Kondisi tersebut akhirnya mendapat perhatian serius dari Komisi I DPRD Kota Probolinggo. Melalui Rapat Dengar Pendapat (RDP) yang digelar bersama Dinas Pendidikan dan Kebudayaan, Bagian Hukum Setda, serta perwakilan guru PAUD dan Raudhatul Athfal (RA), DPRD mendesak pemerintah daerah untuk segera merealisasikan pencairan honor para tenaga pendidik.
Sekretaris Komisi I DPRD Kota Probolinggo, Zainul Fathoni, menegaskan bahwa kesejahteraan guru PAUD tidak boleh terabaikan. Menurutnya, anggaran sebesar Rp2,2 miliar sebenarnya telah tersedia, namun pencairannya masih terkendala proses administrasi dan penyusunan Peraturan Wali Kota (Perwali).
“Kami meminta proses ini dipercepat agar para guru segera menerima haknya. Mereka telah menjalankan tugas dan pengabdiannya untuk mencerdaskan generasi bangsa,” tegasnya dalam forum tersebut.
Persoalan ini menjadi sorotan karena guru PAUD merupakan fondasi awal pembentukan karakter dan pendidikan anak.
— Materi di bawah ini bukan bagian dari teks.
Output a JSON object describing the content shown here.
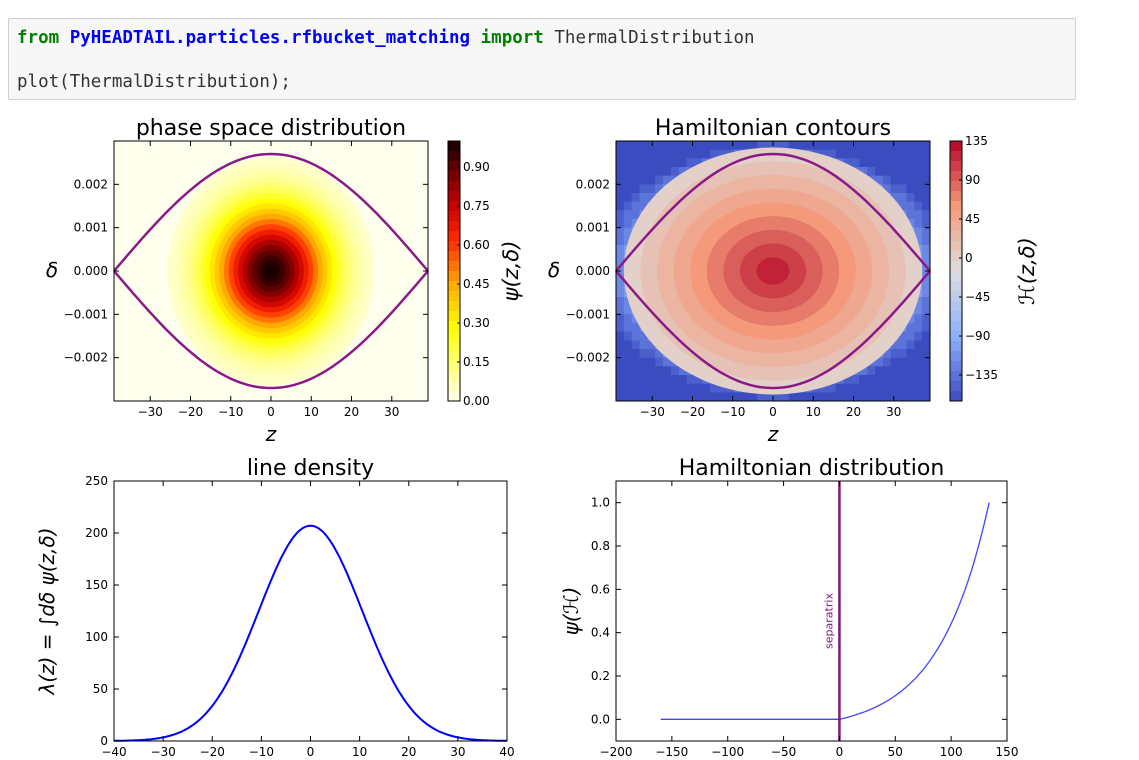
{
  "code": {
    "line1": {
      "kw_from": "from",
      "module": "PyHEADTAIL.particles.rfbucket_matching",
      "kw_import": "import",
      "name": "ThermalDistribution"
    },
    "line2": "plot(ThermalDistribution);"
  },
  "chart_data": [
    {
      "type": "heatmap",
      "title": "phase space distribution",
      "xlabel": "z",
      "ylabel": "δ",
      "xlim": [
        -39,
        39
      ],
      "ylim": [
        -0.003,
        0.003
      ],
      "xticks": [
        -30,
        -20,
        -10,
        0,
        10,
        20,
        30
      ],
      "yticks": [
        -0.002,
        -0.001,
        0.0,
        0.001,
        0.002
      ],
      "ytick_labels": [
        "−0.002",
        "−0.001",
        "0.000",
        "0.001",
        "0.002"
      ],
      "xtick_labels": [
        "−30",
        "−20",
        "−10",
        "0",
        "10",
        "20",
        "30"
      ],
      "colorbar": {
        "label": "ψ(z,δ)",
        "range": [
          0.0,
          1.0
        ],
        "ticks": [
          "0.00",
          "0.15",
          "0.30",
          "0.45",
          "0.60",
          "0.75",
          "0.90"
        ],
        "colormap": "hot_r"
      },
      "separatrix": {
        "color": "#8b1a89",
        "z_half_width": 39,
        "delta_max": 0.0027
      }
    },
    {
      "type": "heatmap",
      "title": "Hamiltonian contours",
      "xlabel": "z",
      "ylabel": "δ",
      "xlim": [
        -39,
        39
      ],
      "ylim": [
        -0.003,
        0.003
      ],
      "xticks": [
        -30,
        -20,
        -10,
        0,
        10,
        20,
        30
      ],
      "yticks": [
        -0.002,
        -0.001,
        0.0,
        0.001,
        0.002
      ],
      "ytick_labels": [
        "−0.002",
        "−0.001",
        "0.000",
        "0.001",
        "0.002"
      ],
      "xtick_labels": [
        "−30",
        "−20",
        "−10",
        "0",
        "10",
        "20",
        "30"
      ],
      "colorbar": {
        "label": "ℋ(z,δ)",
        "range": [
          -160,
          140
        ],
        "ticks": [
          "135",
          "90",
          "45",
          "0",
          "−45",
          "−90",
          "−135"
        ],
        "colormap": "coolwarm"
      },
      "separatrix": {
        "color": "#8b1a89",
        "z_half_width": 39,
        "delta_max": 0.0027
      }
    },
    {
      "type": "line",
      "title": "line density",
      "xlabel": "",
      "ylabel": "λ(z) = ∫dδ  ψ(z,δ)",
      "xlim": [
        -40,
        40
      ],
      "ylim": [
        0,
        250
      ],
      "xticks": [
        -40,
        -30,
        -20,
        -10,
        0,
        10,
        20,
        30,
        40
      ],
      "xtick_labels": [
        "−40",
        "−30",
        "−20",
        "−10",
        "0",
        "10",
        "20",
        "30",
        "40"
      ],
      "yticks": [
        0,
        50,
        100,
        150,
        200,
        250
      ],
      "ytick_labels": [
        "0",
        "50",
        "100",
        "150",
        "200",
        "250"
      ],
      "series": [
        {
          "color": "#0000ff",
          "peak": 207,
          "sigma": 10.5
        }
      ]
    },
    {
      "type": "line",
      "title": "Hamiltonian distribution",
      "xlabel": "",
      "ylabel": "ψ(ℋ)",
      "xlim": [
        -200,
        150
      ],
      "ylim": [
        -0.1,
        1.1
      ],
      "xticks": [
        -200,
        -150,
        -100,
        -50,
        0,
        50,
        100,
        150
      ],
      "xtick_labels": [
        "−200",
        "−150",
        "−100",
        "−50",
        "0",
        "50",
        "100",
        "150"
      ],
      "yticks": [
        0.0,
        0.2,
        0.4,
        0.6,
        0.8,
        1.0
      ],
      "ytick_labels": [
        "0.0",
        "0.2",
        "0.4",
        "0.6",
        "0.8",
        "1.0"
      ],
      "series": [
        {
          "color": "#4444ff",
          "x_start": -160,
          "x_end": 134,
          "y_end": 1.0
        }
      ],
      "vline": {
        "x": 0,
        "color": "#7b1a79",
        "label": "separatrix"
      }
    }
  ]
}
Meski menghadapi berbagai keterbatasan, mereka tetap hadir di ruang kelas, mendampingi anak-anak belajar mengenal huruf, angka, hingga nilai-nilai kehidupan.
Dalam RDP tersebut, sejumlah guru menyampaikan keluhan terkait keterlambatan pencairan honor yang berdampak pada kebutuhan ekonomi keluarga mereka. Selain itu, muncul pula kekhawatiran mengenai persyaratan penerima bantuan yang dikaitkan dengan jenjang pendidikan tertentu.
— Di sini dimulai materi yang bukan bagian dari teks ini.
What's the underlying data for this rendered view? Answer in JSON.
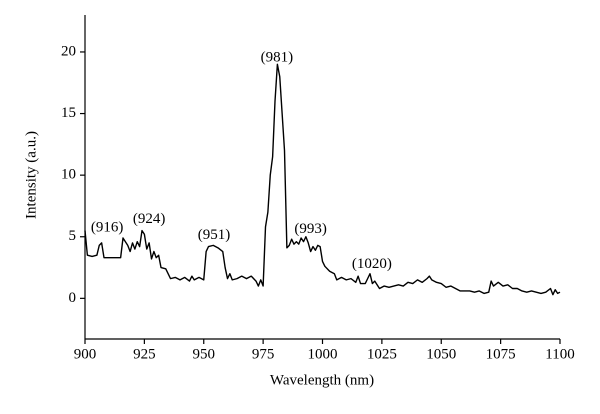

Menanggapi hal tersebut, Dinas Pendidikan dan Kebudayaan Kota Probolinggo menjelaskan bahwa guru lulusan SMA tetap berhak menerima honor daerah selama memenuhi ketentuan yang berlaku dan terdata dalam sistem pendidikan nasional. Sementara syarat pendidikan sarjana hanya berkaitan dengan program insentif tambahan tertentu.
Tak hanya memperjuangkan honor guru PAUD dan TK, DPRD juga menaruh perhatian terhadap 33 lembaga RA yang terdampak kebijakan efisiensi anggaran tahun 2026. Akibat kebijakan tersebut, bantuan operasional daerah untuk lembaga RA tidak lagi tersedia.
Komisi I DPRD berjanji akan mengawal persoalan itu melalui pembahasan Perubahan Anggaran Keuangan (PAK) 2026 agar lembaga pendidikan keagamaan tersebut tetap mendapatkan dukungan pemerintah.
Anggota Komisi I DPRD Kota Probolinggo, Nur Hudana, menegaskan bahwa perjuangan ini bukan semata soal angka dalam anggaran, melainkan bentuk penghargaan terhadap jasa para pendidik yang telah mengabdikan diri selama bertahun-tahun.
Menurutnya, guru PAUD memiliki peran penting dalam membangun sumber daya manusia sejak usia dini. Karena itu, pemerintah harus hadir memberikan kepastian dan perlindungan terhadap hak-hak mereka.
RDP tersebut menghasilkan sejumlah rekomendasi yang akan disampaikan kepada Wali Kota Probolinggo sebagai bahan tindak lanjut. DPRD berharap seluruh proses administrasi dapat segera diselesaikan sehingga honor guru dapat dicairkan dalam waktu dekat.
Bagi para guru PAUD, kabar ini menjadi secercah harapan di tengah penantian panjang. Sebab bagi mereka, mengajar bukan sekadar pekerjaan, melainkan panggilan pengabdian untuk menyiapkan generasi penerus bangsa.
Kini masyarakat menunggu langkah nyata pemerintah daerah. Sebab di balik setiap anak yang tumbuh cerdas dan berkarakter, ada guru-guru PAUD yang bekerja dalam senyap, mendidik dengan kesabaran, dan layak memperoleh haknya tanpa harus menunggu terlalu lama.